Today, I had another opportunity to accompany the CE2 class on a school trip. This time, they were going to a cinema to see a series of short animation films by one director. The cinema that we visited is called, “Cinema Les Carmes” and is situated in the centre of Orléans, so we had to take a tram to get there. Taking the tram was a new experience for me and I found it interesting how the school used public transport when they were going places, the whole experience felt very relaxed and the teacher did not seem phased by taking such a large group of children out of the school to use public transport.

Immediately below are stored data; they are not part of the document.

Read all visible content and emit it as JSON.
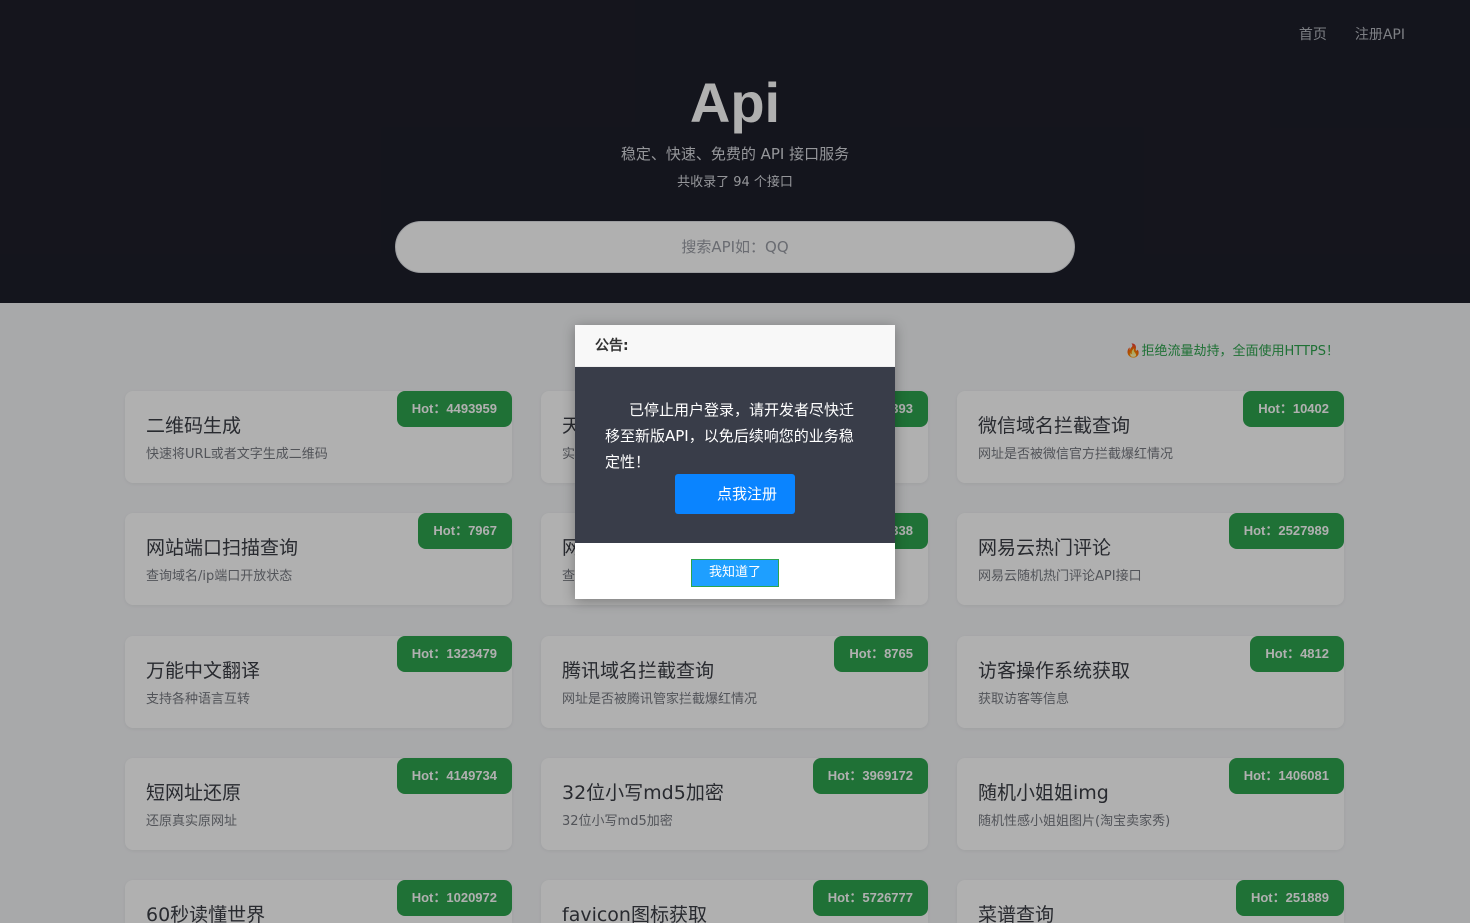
{
  "nav": {
    "home": "首页",
    "register": "注册API"
  },
  "brand": {
    "logo": "Api",
    "subtitle": "稳定、快速、免费的 API 接口服务",
    "count_text": "共收录了 94 个接口"
  },
  "search": {
    "placeholder": "搜索API如：QQ"
  },
  "notice": "🔥拒绝流量劫持，全面使用HTTPS！",
  "cards": [
    {
      "title": "二维码生成",
      "desc": "快速将URL或者文字生成二维码",
      "hot": "Hot：4493959"
    },
    {
      "title": "天",
      "desc": "实",
      "hot": "393"
    },
    {
      "title": "微信域名拦截查询",
      "desc": "网址是否被微信官方拦截爆红情况",
      "hot": "Hot：10402"
    },
    {
      "title": "网站端口扫描查询",
      "desc": "查询域名/ip端口开放状态",
      "hot": "Hot：7967"
    },
    {
      "title": "网",
      "desc": "查",
      "hot": "338"
    },
    {
      "title": "网易云热门评论",
      "desc": "网易云随机热门评论API接口",
      "hot": "Hot：2527989"
    },
    {
      "title": "万能中文翻译",
      "desc": "支持各种语言互转",
      "hot": "Hot：1323479"
    },
    {
      "title": "腾讯域名拦截查询",
      "desc": "网址是否被腾讯管家拦截爆红情况",
      "hot": "Hot：8765"
    },
    {
      "title": "访客操作系统获取",
      "desc": "获取访客等信息",
      "hot": "Hot：4812"
    },
    {
      "title": "短网址还原",
      "desc": "还原真实原网址",
      "hot": "Hot：4149734"
    },
    {
      "title": "32位小写md5加密",
      "desc": "32位小写md5加密",
      "hot": "Hot：3969172"
    },
    {
      "title": "随机小姐姐img",
      "desc": "随机性感小姐姐图片(淘宝卖家秀)",
      "hot": "Hot：1406081"
    },
    {
      "title": "60秒读懂世界",
      "desc": "",
      "hot": "Hot：1020972"
    },
    {
      "title": "favicon图标获取",
      "desc": "",
      "hot": "Hot：5726777"
    },
    {
      "title": "菜谱查询",
      "desc": "",
      "hot": "Hot：251889"
    }
  ],
  "modal": {
    "title": "公告:",
    "message": "已停止用户登录，请开发者尽快迁移至新版API，以免后续响您的业务稳定性！",
    "register_button": "点我注册",
    "ok_button": "我知道了"
  }
}
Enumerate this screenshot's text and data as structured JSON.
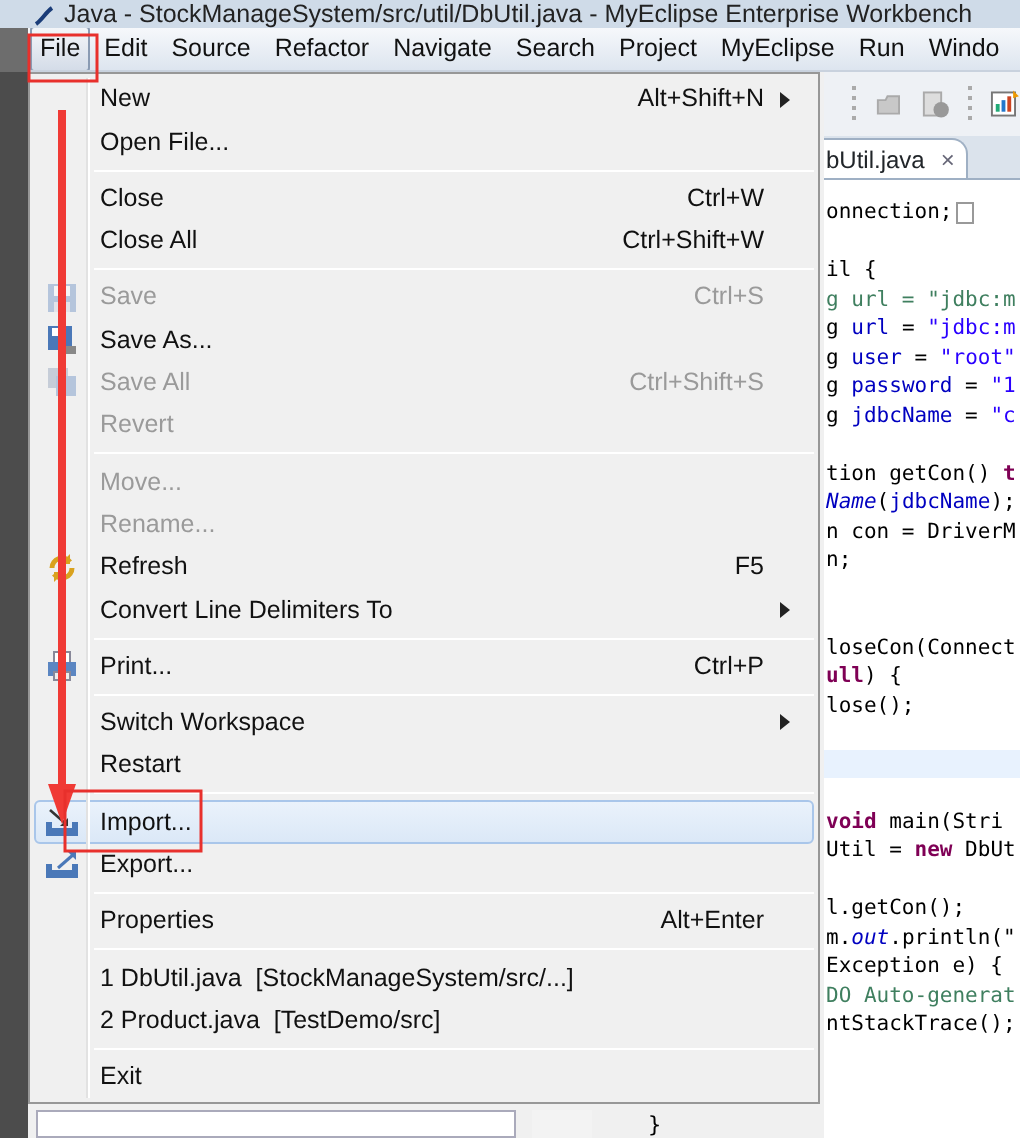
{
  "window": {
    "title": "Java - StockManageSystem/src/util/DbUtil.java - MyEclipse Enterprise Workbench"
  },
  "menubar": [
    {
      "label": "File",
      "selected": true
    },
    {
      "label": "Edit",
      "selected": false
    },
    {
      "label": "Source",
      "selected": false
    },
    {
      "label": "Refactor",
      "selected": false
    },
    {
      "label": "Navigate",
      "selected": false
    },
    {
      "label": "Search",
      "selected": false
    },
    {
      "label": "Project",
      "selected": false
    },
    {
      "label": "MyEclipse",
      "selected": false
    },
    {
      "label": "Run",
      "selected": false
    },
    {
      "label": "Windo",
      "selected": false
    }
  ],
  "file_menu": [
    {
      "kind": "item",
      "label": "New",
      "shortcut": "Alt+Shift+N",
      "submenu": true,
      "enabled": true,
      "selected": false
    },
    {
      "kind": "item",
      "label": "Open File...",
      "enabled": true,
      "selected": false
    },
    {
      "kind": "separator"
    },
    {
      "kind": "item",
      "label": "Close",
      "shortcut": "Ctrl+W",
      "enabled": true,
      "selected": false
    },
    {
      "kind": "item",
      "label": "Close All",
      "shortcut": "Ctrl+Shift+W",
      "enabled": true,
      "selected": false
    },
    {
      "kind": "separator"
    },
    {
      "kind": "item",
      "label": "Save",
      "shortcut": "Ctrl+S",
      "enabled": false,
      "selected": false,
      "icon": true
    },
    {
      "kind": "item",
      "label": "Save As...",
      "enabled": true,
      "selected": false,
      "icon": true
    },
    {
      "kind": "item",
      "label": "Save All",
      "shortcut": "Ctrl+Shift+S",
      "enabled": false,
      "selected": false,
      "icon": true
    },
    {
      "kind": "item",
      "label": "Revert",
      "enabled": false,
      "selected": false
    },
    {
      "kind": "separator"
    },
    {
      "kind": "item",
      "label": "Move...",
      "enabled": false,
      "selected": false
    },
    {
      "kind": "item",
      "label": "Rename...",
      "enabled": false,
      "selected": false
    },
    {
      "kind": "item",
      "label": "Refresh",
      "shortcut": "F5",
      "enabled": true,
      "selected": false,
      "icon": true
    },
    {
      "kind": "item",
      "label": "Convert Line Delimiters To",
      "submenu": true,
      "enabled": true,
      "selected": false
    },
    {
      "kind": "separator"
    },
    {
      "kind": "item",
      "label": "Print...",
      "shortcut": "Ctrl+P",
      "enabled": true,
      "selected": false,
      "icon": true
    },
    {
      "kind": "separator"
    },
    {
      "kind": "item",
      "label": "Switch Workspace",
      "submenu": true,
      "enabled": true,
      "selected": false
    },
    {
      "kind": "item",
      "label": "Restart",
      "enabled": true,
      "selected": false
    },
    {
      "kind": "separator"
    },
    {
      "kind": "item",
      "label": "Import...",
      "enabled": true,
      "selected": true,
      "icon": true
    },
    {
      "kind": "item",
      "label": "Export...",
      "enabled": true,
      "selected": false,
      "icon": true
    },
    {
      "kind": "separator"
    },
    {
      "kind": "item",
      "label": "Properties",
      "shortcut": "Alt+Enter",
      "enabled": true,
      "selected": false
    },
    {
      "kind": "separator"
    },
    {
      "kind": "item",
      "label": "1 DbUtil.java  [StockManageSystem/src/...]",
      "enabled": true,
      "selected": false
    },
    {
      "kind": "item",
      "label": "2 Product.java  [TestDemo/src]",
      "enabled": true,
      "selected": false
    },
    {
      "kind": "separator"
    },
    {
      "kind": "item",
      "label": "Exit",
      "enabled": true,
      "selected": false
    }
  ],
  "editor": {
    "tab": {
      "label": "bUtil.java",
      "close": "×"
    },
    "lines": [
      {
        "segments": [
          {
            "text": "onnection;",
            "kind": "plain"
          }
        ],
        "folded": true
      },
      {
        "kind": "blank"
      },
      {
        "segments": [
          {
            "text": "il {",
            "kind": "plain"
          }
        ]
      },
      {
        "segments": [
          {
            "text": "g url = \"jdbc:m",
            "kind": "comment"
          }
        ]
      },
      {
        "segments": [
          {
            "text": "g ",
            "kind": "plain"
          },
          {
            "text": "url",
            "kind": "field"
          },
          {
            "text": " = ",
            "kind": "plain"
          },
          {
            "text": "\"jdbc:m",
            "kind": "string"
          }
        ]
      },
      {
        "segments": [
          {
            "text": "g ",
            "kind": "plain"
          },
          {
            "text": "user",
            "kind": "field"
          },
          {
            "text": " = ",
            "kind": "plain"
          },
          {
            "text": "\"root\"",
            "kind": "string"
          }
        ]
      },
      {
        "segments": [
          {
            "text": "g ",
            "kind": "plain"
          },
          {
            "text": "password",
            "kind": "field"
          },
          {
            "text": " = ",
            "kind": "plain"
          },
          {
            "text": "\"1",
            "kind": "string"
          }
        ]
      },
      {
        "segments": [
          {
            "text": "g ",
            "kind": "plain"
          },
          {
            "text": "jdbcName",
            "kind": "field"
          },
          {
            "text": " = ",
            "kind": "plain"
          },
          {
            "text": "\"c",
            "kind": "string"
          }
        ]
      },
      {
        "kind": "blank"
      },
      {
        "segments": [
          {
            "text": "tion getCon() ",
            "kind": "plain"
          },
          {
            "text": "t",
            "kind": "keyword"
          }
        ]
      },
      {
        "segments": [
          {
            "text": "Name",
            "kind": "static"
          },
          {
            "text": "(",
            "kind": "plain"
          },
          {
            "text": "jdbcName",
            "kind": "field"
          },
          {
            "text": ");",
            "kind": "plain"
          }
        ]
      },
      {
        "segments": [
          {
            "text": "n con = DriverM",
            "kind": "plain"
          }
        ]
      },
      {
        "segments": [
          {
            "text": "n;",
            "kind": "plain"
          }
        ]
      },
      {
        "kind": "blank"
      },
      {
        "kind": "blank"
      },
      {
        "segments": [
          {
            "text": "loseCon(Connect",
            "kind": "plain"
          }
        ]
      },
      {
        "segments": [
          {
            "text": "ull",
            "kind": "keyword"
          },
          {
            "text": ") {",
            "kind": "plain"
          }
        ]
      },
      {
        "segments": [
          {
            "text": "lose();",
            "kind": "plain"
          }
        ]
      },
      {
        "kind": "blank"
      },
      {
        "kind": "blank",
        "current": true
      },
      {
        "kind": "blank"
      },
      {
        "segments": [
          {
            "text": "void",
            "kind": "keyword"
          },
          {
            "text": " main(Stri",
            "kind": "plain"
          }
        ]
      },
      {
        "segments": [
          {
            "text": "Util = ",
            "kind": "plain"
          },
          {
            "text": "new",
            "kind": "keyword"
          },
          {
            "text": " DbUt",
            "kind": "plain"
          }
        ]
      },
      {
        "kind": "blank"
      },
      {
        "segments": [
          {
            "text": "l.getCon();",
            "kind": "plain"
          }
        ]
      },
      {
        "segments": [
          {
            "text": "m.",
            "kind": "plain"
          },
          {
            "text": "out",
            "kind": "static"
          },
          {
            "text": ".println(\"",
            "kind": "plain"
          }
        ]
      },
      {
        "segments": [
          {
            "text": "Exception e) {",
            "kind": "plain"
          }
        ]
      },
      {
        "segments": [
          {
            "text": "DO Auto-generat",
            "kind": "comment"
          }
        ]
      },
      {
        "segments": [
          {
            "text": "ntStackTrace();",
            "kind": "plain"
          }
        ]
      }
    ],
    "below_menu_text": "}"
  }
}
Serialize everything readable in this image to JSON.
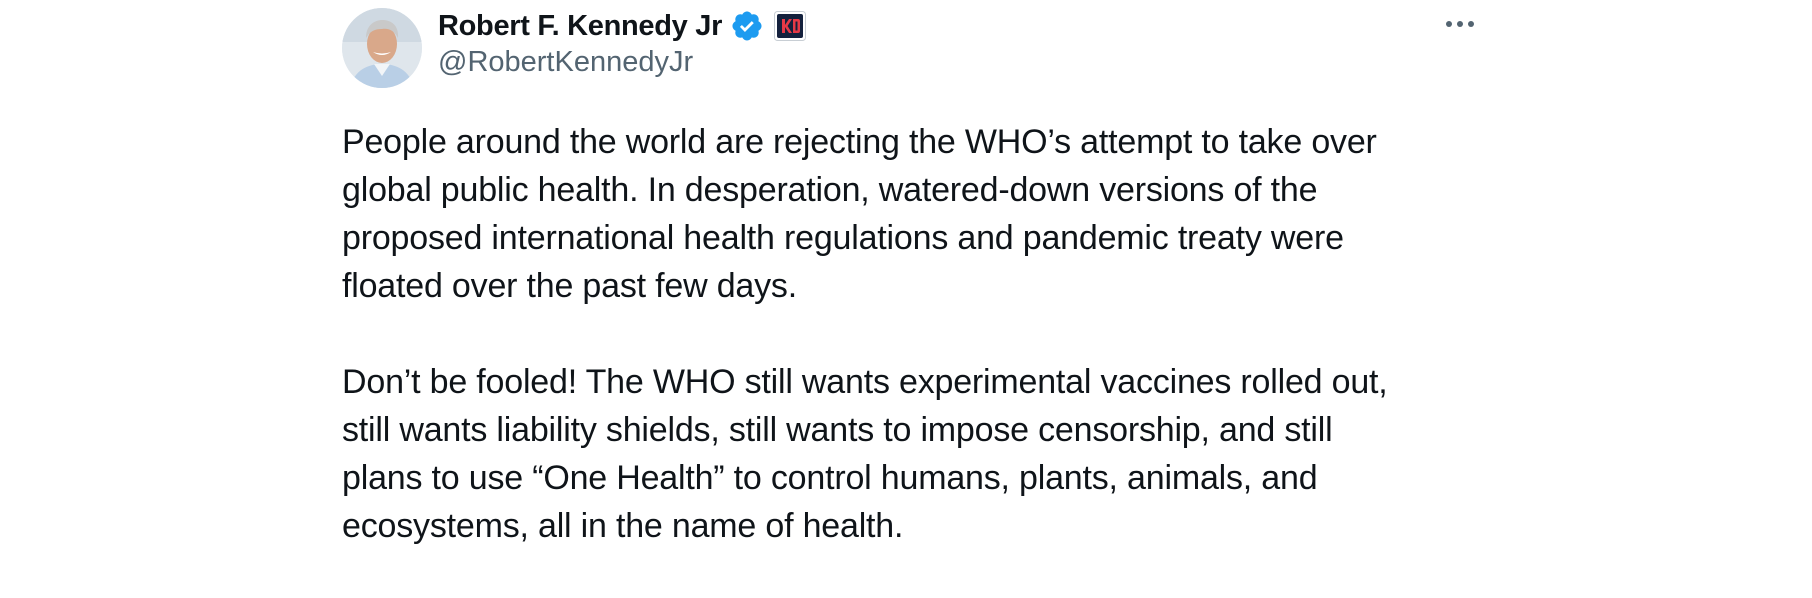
{
  "author": {
    "display_name": "Robert F. Kennedy Jr",
    "handle": "@RobertKennedyJr",
    "avatar_icon": "avatar-photo-icon",
    "verified_icon": "verified-badge-icon",
    "verified_color": "#1d9bf0",
    "affiliation_icon": "campaign-logo-icon",
    "affiliation_text": "K24"
  },
  "menu": {
    "more_icon": "more-options-icon"
  },
  "tweet": {
    "paragraphs": [
      {
        "lines": [
          "People around the world are rejecting the WHO’s attempt to take over",
          "global public health. In desperation, watered-down versions of the",
          "proposed international health regulations and pandemic treaty were",
          "floated over the past few days."
        ]
      },
      {
        "lines": [
          "Don’t be fooled! The WHO still wants experimental vaccines rolled out,",
          "still wants liability shields, still wants to impose censorship, and still",
          "plans to use “One Health” to control humans, plants, animals, and",
          "ecosystems, all in the name of health."
        ]
      }
    ]
  },
  "colors": {
    "text": "#0f1419",
    "secondary": "#536471",
    "background": "#ffffff"
  }
}
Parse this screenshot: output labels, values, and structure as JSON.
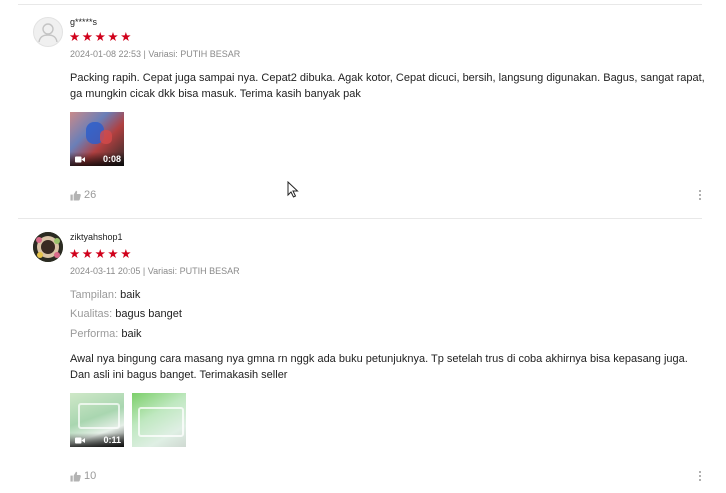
{
  "reviews": [
    {
      "username": "g*****s",
      "stars": "★★★★★",
      "meta": "2024-01-08 22:53 | Variasi: PUTIH BESAR",
      "comment": "Packing rapih. Cepat juga sampai nya. Cepat2 dibuka. Agak kotor, Cepat dicuci, bersih,  langsung digunakan. Bagus, sangat rapat, ga mungkin cicak dkk bisa masuk. Terima kasih banyak pak",
      "media": [
        {
          "type": "video",
          "duration": "0:08"
        }
      ],
      "likes": "26"
    },
    {
      "username": "ziktyahshop1",
      "stars": "★★★★★",
      "meta": "2024-03-11 20:05 | Variasi: PUTIH BESAR",
      "attributes": [
        {
          "label": "Tampilan:",
          "value": "baik"
        },
        {
          "label": "Kualitas:",
          "value": "bagus banget"
        },
        {
          "label": "Performa:",
          "value": "baik"
        }
      ],
      "comment": "Awal nya bingung cara masang nya gmna rn nggk ada buku petunjuknya. Tp setelah trus di coba akhirnya bisa kepasang juga. Dan asli ini bagus banget. Terimakasih seller",
      "media": [
        {
          "type": "video",
          "duration": "0:11"
        },
        {
          "type": "image"
        }
      ],
      "likes": "10"
    }
  ],
  "colors": {
    "star": "#d0011b",
    "muted": "#8a8a8a"
  }
}
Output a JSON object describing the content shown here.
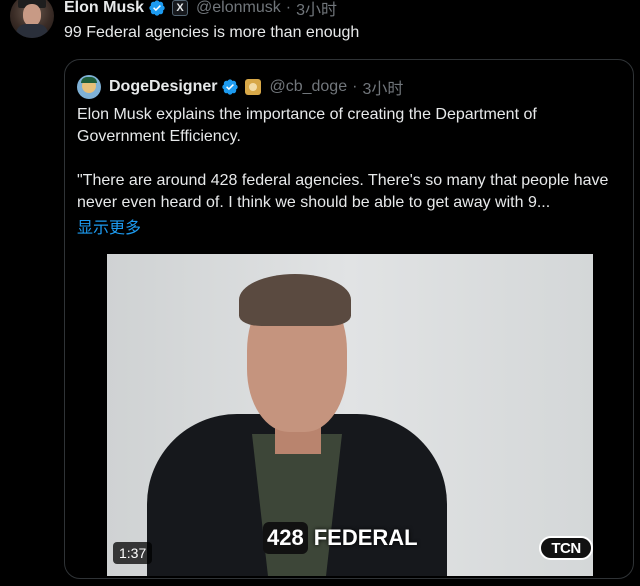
{
  "post": {
    "author_name": "Elon Musk",
    "author_handle": "@elonmusk",
    "separator": "·",
    "time": "3小时",
    "badge_icon": "x-logo-icon",
    "text": "99 Federal agencies is more than enough"
  },
  "quote": {
    "author_name": "DogeDesigner",
    "author_handle": "@cb_doge",
    "separator": "·",
    "time": "3小时",
    "paragraph1": "Elon Musk explains the importance of creating the Department of Government Efficiency.",
    "paragraph2": "\"There are around 428 federal agencies. There's so many that people have never even heard of. I think we should be able to get away with 9...",
    "show_more": "显示更多",
    "video": {
      "caption_number": "428",
      "caption_word": "FEDERAL",
      "duration": "1:37",
      "watermark": "TCN"
    }
  },
  "colors": {
    "background": "#000000",
    "text": "#e7e9ea",
    "secondary": "#71767b",
    "link": "#1d9bf0",
    "verified": "#1d9bf0",
    "border": "#2f3336"
  }
}
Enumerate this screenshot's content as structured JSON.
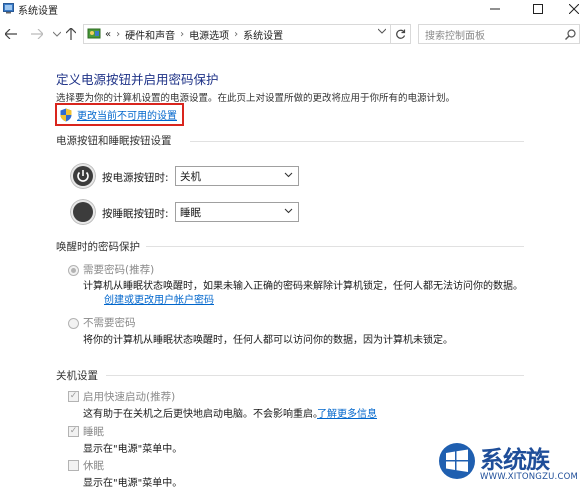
{
  "window": {
    "title": "系统设置",
    "minimize_icon": "minimize-icon",
    "maximize_icon": "maximize-icon",
    "close_icon": "close-icon"
  },
  "addressbar": {
    "overflow": "«",
    "crumbs": [
      "硬件和声音",
      "电源选项",
      "系统设置"
    ],
    "search_placeholder": "搜索控制面板"
  },
  "page": {
    "heading": "定义电源按钮并启用密码保护",
    "description": "选择要为你的计算机设置的电源设置。在此页上对设置所做的更改将应用于你所有的电源计划。",
    "change_link": "更改当前不可用的设置",
    "accent_color": "#1e3287",
    "link_color": "#0066cc",
    "highlight_color": "#d9251d"
  },
  "buttons_section": {
    "title": "电源按钮和睡眠按钮设置",
    "power_label": "按电源按钮时:",
    "power_value": "关机",
    "sleep_label": "按睡眠按钮时:",
    "sleep_value": "睡眠"
  },
  "password_section": {
    "title": "唤醒时的密码保护",
    "require_label": "需要密码(推荐)",
    "require_desc": "计算机从睡眠状态唤醒时，如果未输入正确的密码来解除计算机锁定，任何人都无法访问你的数据。",
    "require_link": "创建或更改用户帐户密码",
    "no_require_label": "不需要密码",
    "no_require_desc": "将你的计算机从睡眠状态唤醒时，任何人都可以访问你的数据，因为计算机未锁定。"
  },
  "shutdown_section": {
    "title": "关机设置",
    "fast_startup_label": "启用快速启动(推荐)",
    "fast_startup_desc": "这有助于在关机之后更快地启动电脑。不会影响重启。",
    "learn_more": "了解更多信息",
    "sleep_label": "睡眠",
    "sleep_desc": "显示在\"电源\"菜单中。",
    "hibernate_label": "休眠",
    "hibernate_desc": "显示在\"电源\"菜单中。"
  },
  "watermark": {
    "brand": "系统族",
    "url": "WWW.XITONGZU.COM"
  }
}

The teacher explained to me that the cinema we were going to often hosted events like this one exclusively for school children and many of the films they show have an educational element to them. This is a great resource for the school to have and film and theatre seems to be a large part of the school’s culture as they classes often visit film screenings and plays.
Accompanying us on the trip was a parent of one of the pupils, who was very friendly and took an interest in my role in the school and why I was there. It was great to have this opportunity to speak with another adult and gain more of an insight into the class from her perspective, as she has known many of the children from a young age. I was also grateful that she was so accepting of my presence as I have been worried about how I am perceived by the parents because I don’t speak a lot of French, but I could tell she appreciated my attempts to communicate with her.
Gartrell, D. (2013) A Guidance Approach for the Encouraging Classroom. Boston: Cengage Learning.